Die Merowingerzeit berühren im übrigen nur das Buch von Stracke über die Bekehrung Chlodwigs ( 677), von dem schon im vorigen Jg. (S. 163) die Rede war, und der dort (Nr. 1370) bereits verzeichnete Aufsatz von Pirenne über den rinderbespannten Wagen der letzten Merowinger nach der bekannten Schilderung Einhards: er sieht darin im Gegensatz zu Jacob Grimm und Brunner mit Recht keine Beziehung zu heidnischem Brauch, sondern nur einen Ausdruck der ärmlichen Lage des der Macht entkleideten Königsgeschlechts.

Das wertvolle Buch von John Ryan über das altirische Mönchtum bis zur Mitte des 7. Jhds. (Irish monasticism: Origins and early development, Dublin and Cork, Talbot Press 1931, XV, 413 u. XIV S.) berührt die irischen Klöster des Festlandes nur beiläufig, trägt aber reichen Stoff zur Kenntnis des irischen Klosterwesens zusammen. Die angelsächsische Mission bei den Friesen behandelt die sorgfältige Arbeit von Jung-Diefenbach ( 1574). Auf diesem vielbeackerten Felde ließen sich naturgemäß nicht wesentliche neue Ergebnisse erzielen; zum ersten Male ist hier der Kalender Willibrords benutzt (S. 46 f., 54, 90 ff.), um die Beziehungen des Friesenapostels zur Heimat und der fränkischen Kirche zu veranschaulichen.

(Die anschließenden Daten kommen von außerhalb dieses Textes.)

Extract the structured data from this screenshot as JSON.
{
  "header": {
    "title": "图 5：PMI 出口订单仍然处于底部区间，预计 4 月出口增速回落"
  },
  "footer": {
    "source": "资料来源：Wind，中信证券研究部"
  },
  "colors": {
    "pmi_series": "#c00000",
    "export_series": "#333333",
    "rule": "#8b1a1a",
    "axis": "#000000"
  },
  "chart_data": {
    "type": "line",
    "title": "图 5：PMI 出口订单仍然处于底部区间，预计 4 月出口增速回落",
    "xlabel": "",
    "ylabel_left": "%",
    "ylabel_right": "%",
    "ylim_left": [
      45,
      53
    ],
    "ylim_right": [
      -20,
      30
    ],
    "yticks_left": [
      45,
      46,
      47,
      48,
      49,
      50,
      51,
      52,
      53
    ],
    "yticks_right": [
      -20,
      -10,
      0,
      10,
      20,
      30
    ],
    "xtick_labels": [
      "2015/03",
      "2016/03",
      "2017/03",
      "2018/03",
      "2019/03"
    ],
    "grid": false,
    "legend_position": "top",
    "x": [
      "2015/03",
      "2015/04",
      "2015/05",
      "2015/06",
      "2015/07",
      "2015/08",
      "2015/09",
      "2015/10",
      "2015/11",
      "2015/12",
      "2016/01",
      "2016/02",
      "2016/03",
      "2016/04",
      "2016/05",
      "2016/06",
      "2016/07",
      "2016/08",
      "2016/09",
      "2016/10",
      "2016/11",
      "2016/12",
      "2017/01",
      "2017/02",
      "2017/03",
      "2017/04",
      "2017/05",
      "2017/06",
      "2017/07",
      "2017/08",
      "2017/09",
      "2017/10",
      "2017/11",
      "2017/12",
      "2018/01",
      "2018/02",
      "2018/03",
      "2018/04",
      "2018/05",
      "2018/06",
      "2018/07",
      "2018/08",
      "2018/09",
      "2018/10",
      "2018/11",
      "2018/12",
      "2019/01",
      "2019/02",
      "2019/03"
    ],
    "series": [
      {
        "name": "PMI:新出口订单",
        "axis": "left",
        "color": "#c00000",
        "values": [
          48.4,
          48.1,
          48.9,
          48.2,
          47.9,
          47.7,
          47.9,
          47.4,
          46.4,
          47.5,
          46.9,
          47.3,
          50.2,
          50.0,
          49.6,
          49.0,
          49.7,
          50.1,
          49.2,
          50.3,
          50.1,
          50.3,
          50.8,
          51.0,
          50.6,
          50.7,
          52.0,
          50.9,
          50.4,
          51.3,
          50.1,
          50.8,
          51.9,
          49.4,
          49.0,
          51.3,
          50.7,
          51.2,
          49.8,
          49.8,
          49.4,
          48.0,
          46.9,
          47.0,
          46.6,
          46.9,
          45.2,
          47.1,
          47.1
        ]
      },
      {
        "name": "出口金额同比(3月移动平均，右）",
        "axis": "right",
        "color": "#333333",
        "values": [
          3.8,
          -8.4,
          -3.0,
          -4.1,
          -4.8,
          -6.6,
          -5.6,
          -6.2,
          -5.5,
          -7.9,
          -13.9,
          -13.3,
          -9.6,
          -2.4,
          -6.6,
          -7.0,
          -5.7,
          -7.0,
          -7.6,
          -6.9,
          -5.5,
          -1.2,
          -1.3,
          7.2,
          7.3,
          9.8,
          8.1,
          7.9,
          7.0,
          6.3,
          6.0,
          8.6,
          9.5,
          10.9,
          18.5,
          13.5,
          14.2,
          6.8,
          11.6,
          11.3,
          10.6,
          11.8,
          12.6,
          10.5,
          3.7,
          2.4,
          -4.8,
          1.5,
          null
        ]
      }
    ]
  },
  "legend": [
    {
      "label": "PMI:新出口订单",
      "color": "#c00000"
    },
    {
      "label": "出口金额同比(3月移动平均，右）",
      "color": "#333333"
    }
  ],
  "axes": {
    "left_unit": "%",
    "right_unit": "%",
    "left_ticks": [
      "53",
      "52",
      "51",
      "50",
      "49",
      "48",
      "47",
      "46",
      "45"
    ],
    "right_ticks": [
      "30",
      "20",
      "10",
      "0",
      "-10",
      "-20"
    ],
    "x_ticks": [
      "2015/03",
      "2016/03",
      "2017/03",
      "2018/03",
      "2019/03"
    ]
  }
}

Mit dem Eingreifen der Franken in Italien und der unfertigen Lage des werdenden Kirchenstaats bringt man meist die Entstehung der Konstantinischen Schenkung in Verbindung (so auch Brackmann, 678). Auch Roberto Cessi setzt den vorliegenden Text in diese Zeit (vor 778), aber er bestreitet, wie hier berichtet wurde (1929, S. 203), die Einheitlichkeit der Fälschung und die Ursprünglichkeit des gesamten lateinischen Textes: er verlegt schon in die Zeit Gelasius' I. (492--496) einen lateinischen Grundbestandteil, der später ins Griechische übersetzt und wiederholt erweitert worden sei; endlich seien diese griechischen Zusätze ins Lateinische übertragen und dem ursprünglichen lateinischen Texte eingefügt worden. Für diese Aufstellungen hat Cessi nähere Ausführungen in einer zweiten Abhandlung gemacht (Il Costituto di Costantino: Fonti ed età di composizione, in Annali della R. Università degli studi economici e commerciali di Trieste, vol. I, fasc. 1, Triest 1929, S. 95--159); er hat ferner eine Übersicht über die Geschichte der Forschung gegeben, die in einen Ausblick auf die eigenen Arbeiten ausmündet (Il Costituto di Costantino, in Rivista storica Italiana 48, 1931, S. 155--176). Endlich hat S. Troilo auf Grund recht subjektiver grammatischer und logischer Erwägungen den vermeintlich ursprünglichen Text in Einzelheiten etwas anders abzugrenzen versucht als Cessi (Note critiche sul testo del Costituto di Costantino, in Atti e memorie della R. Accademia di scienze, lettere ed arti in Padova 1930/31, Nuova serie 47, S. 109--124). Ein Blick auf die Quellen (wie ich sie 1924 in den Miscellanea Fr. Ehrle II. ermittelt oder zusammengestellt habe) scheint mir auch jetzt zu genügen, um diesem ganzen künstlichen, auch im einzelnen oft nicht haltbaren Gebäude die Grundlagen zu entziehen (vgl. auch C. Erdmann, NA. 49, 700 f.).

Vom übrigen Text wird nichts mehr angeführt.